Il Messaggero, 4 luglio 2016
Viaggio nel mistero di Michael Cimino
Ci sono artisti che rischiano di essere cancellati dalla propria immagine pubblica. Succede quando il personaggio prevale sul creatore e l’opera finisce per contare meno delle chiacchiere. Michael Cimino, morto ieri all’età (presunta) di 77 anni, corre forse il rischio opposto. Quello di essere messo in ombra dal proprio mistero. Un mistero che lui stesso ha sapientemente alimentato o contribuito a far crescere. Ma per quali ragioni?
Difficile credere che uno sceneggiatore e regista della sua fama e della sua intelligenza non governasse il meccanismo messo in moto dalle incredibili trasformazioni fisiche di cui si era reso protagonista. Il dubbio che quelle trasformazioni, benché innescate dalle conseguenze di un grave incidente automobilistico, contenessero una sorta di messaggio cifrato è legittimo. Eppure Cimino, che negli ultimi 15 anni era incredibilmente dimagrito e sfoggiava un look androgino sempre più inquietante con evidenti segni di chirurgia plastica, si trincerava dietro una privacy inviolabile. Fingendo di non sapere che ogni smentita era destinata a soffiare sul fuoco del gossip.
IPOTESI TRANS
Il regista del Cacciatore era un transessuale non confesso? La chirurgia estetica preludeva a interventi di altra natura? In una epocale intervista a Vanity Fair, concessa una decina d’anni fa dopo un lunghissimo silenzio stampa, Cimino cercò di mettere fine a quelle voci sia pure fornendo risposte così insoddisfacenti da lasciare tutto com’era. Intanto però l’enfant prodige diventato un paria dopo aver fatto crollare la gloriosa United Artists, la casa di Charlie Chaplin e Mary Pickford; il megalomane che nel 1980 si era permesso di far lievitare fino a 44 i 12 milioni iniziali di budget dei Cancelli del cielo, si prendeva una paradossale rivincita.
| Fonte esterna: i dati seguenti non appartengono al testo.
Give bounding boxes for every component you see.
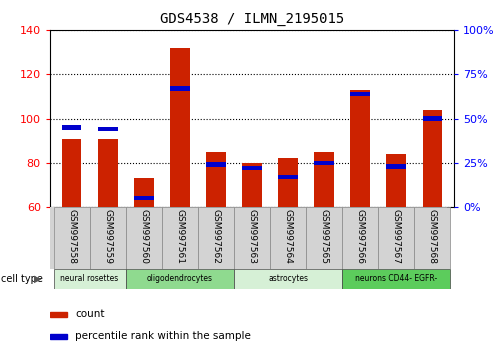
Bar xyxy=(342,207,378,269)
Text: percentile rank within the sample: percentile rank within the sample xyxy=(75,331,251,341)
Bar xyxy=(306,207,342,269)
Bar xyxy=(423,110,442,207)
Bar xyxy=(206,152,226,207)
Bar xyxy=(414,207,451,269)
Bar xyxy=(198,207,234,269)
Bar xyxy=(170,86,190,91)
Bar xyxy=(162,207,198,269)
Text: GSM997566: GSM997566 xyxy=(356,209,365,264)
Bar xyxy=(350,90,370,207)
Bar xyxy=(278,175,298,179)
Bar xyxy=(126,269,234,289)
Bar xyxy=(423,116,442,121)
Bar xyxy=(378,207,414,269)
Text: GSM997558: GSM997558 xyxy=(67,209,76,264)
Bar xyxy=(62,138,81,207)
Text: oligodendrocytes: oligodendrocytes xyxy=(147,274,213,283)
Bar xyxy=(278,159,298,207)
Bar xyxy=(90,207,126,269)
Bar xyxy=(314,161,334,165)
Bar xyxy=(242,166,262,170)
Text: GSM997559: GSM997559 xyxy=(103,209,112,264)
Title: GDS4538 / ILMN_2195015: GDS4538 / ILMN_2195015 xyxy=(160,12,344,26)
Text: GSM997564: GSM997564 xyxy=(283,209,292,264)
Bar xyxy=(234,269,342,289)
Text: GSM997565: GSM997565 xyxy=(320,209,329,264)
Bar xyxy=(350,92,370,96)
Text: ▶: ▶ xyxy=(34,274,42,284)
Bar xyxy=(342,269,451,289)
Bar xyxy=(53,269,126,289)
Text: GSM997563: GSM997563 xyxy=(248,209,256,264)
Bar xyxy=(270,207,306,269)
Bar xyxy=(53,207,90,269)
Bar xyxy=(206,162,226,167)
Bar xyxy=(62,125,81,130)
Text: astrocytes: astrocytes xyxy=(268,274,308,283)
Bar xyxy=(386,154,406,207)
Text: GSM997562: GSM997562 xyxy=(212,209,221,264)
Text: cell type: cell type xyxy=(1,274,43,284)
Text: GSM997561: GSM997561 xyxy=(175,209,184,264)
Bar xyxy=(126,207,162,269)
Bar xyxy=(98,138,118,207)
Bar xyxy=(170,48,190,207)
Text: neural rosettes: neural rosettes xyxy=(60,274,119,283)
Text: GSM997568: GSM997568 xyxy=(428,209,437,264)
Bar xyxy=(386,164,406,169)
Bar xyxy=(234,207,270,269)
Text: GSM997560: GSM997560 xyxy=(139,209,148,264)
Bar xyxy=(50,312,67,317)
Bar xyxy=(242,163,262,207)
Bar xyxy=(50,334,67,339)
Text: GSM997567: GSM997567 xyxy=(392,209,401,264)
Bar xyxy=(134,196,154,200)
Text: neurons CD44- EGFR-: neurons CD44- EGFR- xyxy=(355,274,438,283)
Text: count: count xyxy=(75,309,105,319)
Bar xyxy=(98,127,118,131)
Bar xyxy=(314,152,334,207)
Bar xyxy=(134,178,154,207)
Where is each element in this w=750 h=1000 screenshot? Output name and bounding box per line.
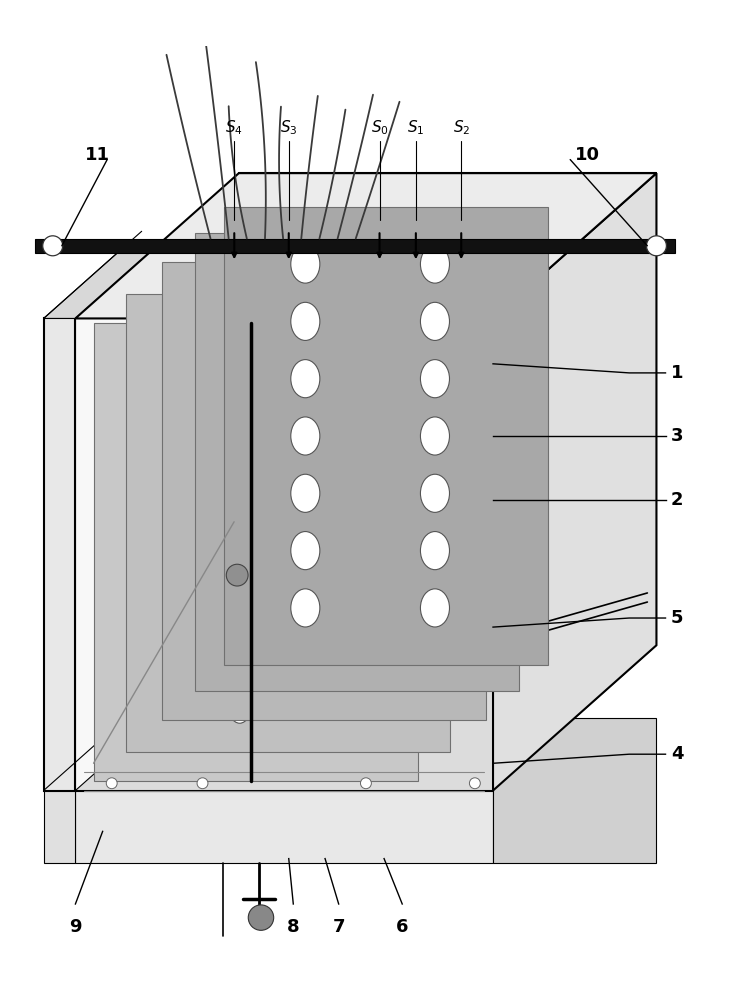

Come se trasformandosi in una specie di freak senza sesso e senza età, un incrocio tra Michael Jackson e la Audrey Hepburn degli anni 70, sempre coperto da enormi occhiali da sole e issato su stivali da cowboy, lanciasse insieme uno sberleffo e un grido di libertà a quel cinema che lo aveva messo al bando. E accanendosi sul suo stesso fisico, ricordasse a Hollywood che erano stati loro a ridurlo così, trasformando il suo corpo nell’unico possibile set che gli era ormai concesso.
Stiamo estremizzando, certo. Ma in fondo l’identità, l’inafferrabile e composita identità americana, era sempre stata al centro del suo cinema. Da quando aveva mandato un pugno di operai della Pennsylvania di origine ucraina a combattere in Vietnam (Il cacciatore), a quando aveva raccontato con i quattrini di una Major di quanto sangue e sudore grondasse la gloriosa epopea della Frontiera (I cancelli del cielo era anche un durissimo atto d’accusa contro il violento sfruttamento esercitato dalle classi padronali nei confronti degli immigrati a cui promettevano il paradiso), in fondo l’italoamericano Cimino non aveva fatto altro che riflettere su questo.
BODY ART
Partito dal granitico Clint Eastwood, garante della sua prima regia (Una calibro 20 per lo specialista) e amico di una vita, il regista con la carriera forse più breve in assoluto nella storia dei premi Oscar, era approdato a una specie di forma estrema (e non dichiarata) di body art. Ma senza cavalcare nessuna rivendicazione identitaria. Cimino non era Larry/Lana Wachowsky, il regista di Matrix diventato donna.
La sua non era la battaglia di un transessuale, ma la rivendicazione di una libertà individuale ancora più irriducibile. Vicino in questo semmai ad altri grandi reclusi della storia Usa come il produttore e miliardario Howard Hughes, a cui pochi anni fa Scorsese ha dedicato The Aviator.
È presto per dirlo, ci sono ancora troppi segreti da svelare, ma vedrete che prima o poi anche la vita di Cimino diventerà un film. O magari, beffarda ironia, una serie tv.